More Frontier Economics details

In today’s Australian, Danny Price, MD of Frontier Economics, has attempted to clarify what became obscured about their argument on the ETS last week. First, he argues that there has been little acknowledgement by the Government of the economic cost of an ETS. Part of this is a claimed enormous error in the Government’s modeling. But the other part is surely the usual political issue of how policies are sold. In my mind, those economic costs have hardly been hidden and in economics circles they have been all the discussion.

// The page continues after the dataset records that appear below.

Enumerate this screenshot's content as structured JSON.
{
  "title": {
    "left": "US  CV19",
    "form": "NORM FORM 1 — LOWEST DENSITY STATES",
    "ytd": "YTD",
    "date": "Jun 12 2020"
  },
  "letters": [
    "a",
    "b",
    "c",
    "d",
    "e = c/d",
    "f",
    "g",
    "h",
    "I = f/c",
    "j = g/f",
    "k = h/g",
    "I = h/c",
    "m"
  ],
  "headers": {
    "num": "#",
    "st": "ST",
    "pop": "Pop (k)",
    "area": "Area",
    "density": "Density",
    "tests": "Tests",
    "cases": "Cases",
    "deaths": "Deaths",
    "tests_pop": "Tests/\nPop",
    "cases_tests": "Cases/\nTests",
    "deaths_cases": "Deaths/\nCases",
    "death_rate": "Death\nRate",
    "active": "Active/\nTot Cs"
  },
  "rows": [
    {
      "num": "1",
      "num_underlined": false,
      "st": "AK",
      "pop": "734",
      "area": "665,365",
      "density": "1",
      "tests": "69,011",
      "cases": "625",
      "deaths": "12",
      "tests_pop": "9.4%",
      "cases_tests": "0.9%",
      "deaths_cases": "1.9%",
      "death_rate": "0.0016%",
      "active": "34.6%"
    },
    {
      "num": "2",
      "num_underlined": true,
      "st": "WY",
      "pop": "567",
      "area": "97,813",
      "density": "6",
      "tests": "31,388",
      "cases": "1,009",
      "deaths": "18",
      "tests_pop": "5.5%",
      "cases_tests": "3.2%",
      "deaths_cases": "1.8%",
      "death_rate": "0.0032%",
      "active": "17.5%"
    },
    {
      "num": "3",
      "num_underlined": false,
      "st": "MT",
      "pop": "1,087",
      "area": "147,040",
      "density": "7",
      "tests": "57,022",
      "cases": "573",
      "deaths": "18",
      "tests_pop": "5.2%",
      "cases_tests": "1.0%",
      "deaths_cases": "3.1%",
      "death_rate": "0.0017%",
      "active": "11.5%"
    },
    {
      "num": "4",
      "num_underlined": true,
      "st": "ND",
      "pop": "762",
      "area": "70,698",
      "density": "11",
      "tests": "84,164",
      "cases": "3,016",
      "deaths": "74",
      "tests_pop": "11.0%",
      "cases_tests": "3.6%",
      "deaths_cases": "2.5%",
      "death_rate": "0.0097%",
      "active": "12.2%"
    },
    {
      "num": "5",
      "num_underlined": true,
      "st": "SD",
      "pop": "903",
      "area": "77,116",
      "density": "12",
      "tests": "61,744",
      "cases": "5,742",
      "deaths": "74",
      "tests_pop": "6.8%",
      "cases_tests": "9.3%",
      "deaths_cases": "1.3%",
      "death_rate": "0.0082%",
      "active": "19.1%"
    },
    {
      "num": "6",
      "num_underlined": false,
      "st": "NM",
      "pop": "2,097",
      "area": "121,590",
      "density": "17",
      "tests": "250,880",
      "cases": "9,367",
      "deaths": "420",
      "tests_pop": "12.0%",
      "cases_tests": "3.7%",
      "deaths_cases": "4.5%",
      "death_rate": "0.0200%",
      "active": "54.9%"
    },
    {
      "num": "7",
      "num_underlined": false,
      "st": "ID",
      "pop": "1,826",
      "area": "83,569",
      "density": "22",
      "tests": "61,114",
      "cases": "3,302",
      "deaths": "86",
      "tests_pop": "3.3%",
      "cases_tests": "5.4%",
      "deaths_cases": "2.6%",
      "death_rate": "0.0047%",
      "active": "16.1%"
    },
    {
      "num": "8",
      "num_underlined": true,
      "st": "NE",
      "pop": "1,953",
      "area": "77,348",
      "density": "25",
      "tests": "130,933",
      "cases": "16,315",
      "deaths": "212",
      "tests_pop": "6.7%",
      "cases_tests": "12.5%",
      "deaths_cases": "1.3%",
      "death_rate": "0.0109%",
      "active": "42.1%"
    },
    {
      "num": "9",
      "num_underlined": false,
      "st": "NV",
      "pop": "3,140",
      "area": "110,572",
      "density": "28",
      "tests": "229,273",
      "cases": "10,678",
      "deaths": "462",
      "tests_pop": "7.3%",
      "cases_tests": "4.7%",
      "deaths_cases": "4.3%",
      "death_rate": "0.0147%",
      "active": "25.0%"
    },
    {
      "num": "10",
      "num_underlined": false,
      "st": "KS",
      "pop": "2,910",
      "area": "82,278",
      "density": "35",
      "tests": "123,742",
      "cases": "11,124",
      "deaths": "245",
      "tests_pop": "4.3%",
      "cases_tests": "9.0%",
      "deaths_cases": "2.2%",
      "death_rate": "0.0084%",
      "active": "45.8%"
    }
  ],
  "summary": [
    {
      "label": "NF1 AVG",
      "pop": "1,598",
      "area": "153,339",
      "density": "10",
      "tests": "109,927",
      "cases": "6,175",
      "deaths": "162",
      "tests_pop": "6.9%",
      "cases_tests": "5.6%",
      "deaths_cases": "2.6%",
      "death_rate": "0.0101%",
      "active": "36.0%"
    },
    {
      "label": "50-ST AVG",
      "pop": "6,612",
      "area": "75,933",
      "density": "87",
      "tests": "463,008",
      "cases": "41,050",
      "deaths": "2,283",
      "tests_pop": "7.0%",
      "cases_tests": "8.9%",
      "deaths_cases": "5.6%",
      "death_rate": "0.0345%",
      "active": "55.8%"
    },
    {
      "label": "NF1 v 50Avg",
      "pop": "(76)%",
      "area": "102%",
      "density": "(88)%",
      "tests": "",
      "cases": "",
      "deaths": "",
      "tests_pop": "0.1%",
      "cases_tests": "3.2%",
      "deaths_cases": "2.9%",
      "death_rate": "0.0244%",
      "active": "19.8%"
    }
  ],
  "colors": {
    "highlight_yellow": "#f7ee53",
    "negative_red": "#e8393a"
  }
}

Second, he argues that the shielding in electricity price signals the Frontier report advocates is not about households but about small to medium enterprise. I must admit that I missed this in the Frontier report and didn’t see the reference to the evidence on this. Like the whole notion of gradualism — that has a legitimate basis in economics (unlike so-called ‘churn’ which was not called that in the Australian piece) — what is disappointing is that Frontier provided a theoretical argument but no evidence to push-back on the Government’s more, big bang like approach. Recall, however, that the Government has adopted some shielding too with a carbon tax being favoured for the first year of the CPRS. To me, it seems very important the SMEs see the energy costs they face with carbon prices embedded so that we have a flow-on effect to less energy intensive production. How often are computers replaced? To wait 3-5 years seems silly. But then again, I agree that we need evidence to sort these competing theories out. Where is it?

Finally, the piece talks about a problem with churn (that is, making generator’s pay for permits and making it up at the household end with tax cuts). It was not (again I might have missed it) mentioned in the Frontier report but it has to do with political economy:

The government plans to charge the same carbon price to all generators whether they are high or low emitters. This will make all emitters, good and bad, more expensive and drive up the cost of electricity across the board. But this is one aspect to the scheme the government seems to like. Over the years the government’s coffers will swell from an additional $4 billion a year to $20bn in the sale of permits. This will give it a lot of discretionary expenditure, and the political power that comes with it.

So when it comes down to it, the reason to go with the Frontier scheme rather than the Governments is that we don’t trust the Government to not divert the money in ways that destroy the economy. Again, I’m not sure about that but in the end the Frontier scheme and the Government’s are legislated outcomes. The Government could legislate more commitment — maybe it already has — that prevents this, somewhat speculative, dire consequence. But even if they legislated the Frontier plan, it would be subject to the same political risk.

I agree with the piece that there is lots still to debate on the details of the ETS. What I am not sure about is whether theoretical discussions are contributing to that debate. Evidence is still lacking.

2 thoughts on “More Frontier Economics details”

  1. On climate change there is a world solution or there is no solution for Australia.
    If our carbon emissions went to zero tomorrow, we would still suffer the consequences of continuing world emissions. And as a 1% emitter, our reduction would be meaningless.
    So an Australian-only ETS will export jobs and emissions, to the detriment of the Australian economy, without achieving a solution. I am not keen to pay more for food, knowing that it will hurt Australian farmers, and benefit the exporters of other nations not concerned about carbon emisions.
    The key players in an effective ETS would be the US, China and India. Until we have an emissions reduction strategy that includes those nations, we are deluding and disadvtaging Australians and Australian jobs for no outcome gain.
    Beyond the comfort it gives generation Y, an Australian-only ETS simply does not make sense.


  2. Danny seems to be talking about the macroeconomic effect of increased taxes:
    “Adding a cost to householders and businesses for their impact on the environment will also impact on the economy. Householders respond by spending less. This reduces demand, and job growth slows. Businesses also respond by cutting costs, which will mean less demand for suppliers, and in some areas this will also mean cutting jobs. Less people with jobs will mean less demand, and so the cycle slows even further.”
    But is this effect not easily counteracted with conventional fiscal and monetary tools? And isn’t this what Rudd is proposing anyway?
    Danny also argues that:
    “The government’s scheme will leave the small-to-medium enterprises exposed to much higher energy bills. Damage this heartland of Australian business and you can’t avoid significantly damaging the economy.”
    I suspect that electricity is such a small part of most SMEs’ cost base that even a doubling of prices will have little effect on output or employment. In any case, where SMEs are not trade-exposed, they can largely pass the costs on to customers (so this microeconomic effect becomes macroeconomic and can be dealt with accordingly).
    So, the only impact I can see is on SMEs who are (a) electricity-intensive (b) trade-exposed and (c) not already protected by the Rudd scheme. Who are these SMEs and how can they create such a major impact on the economy?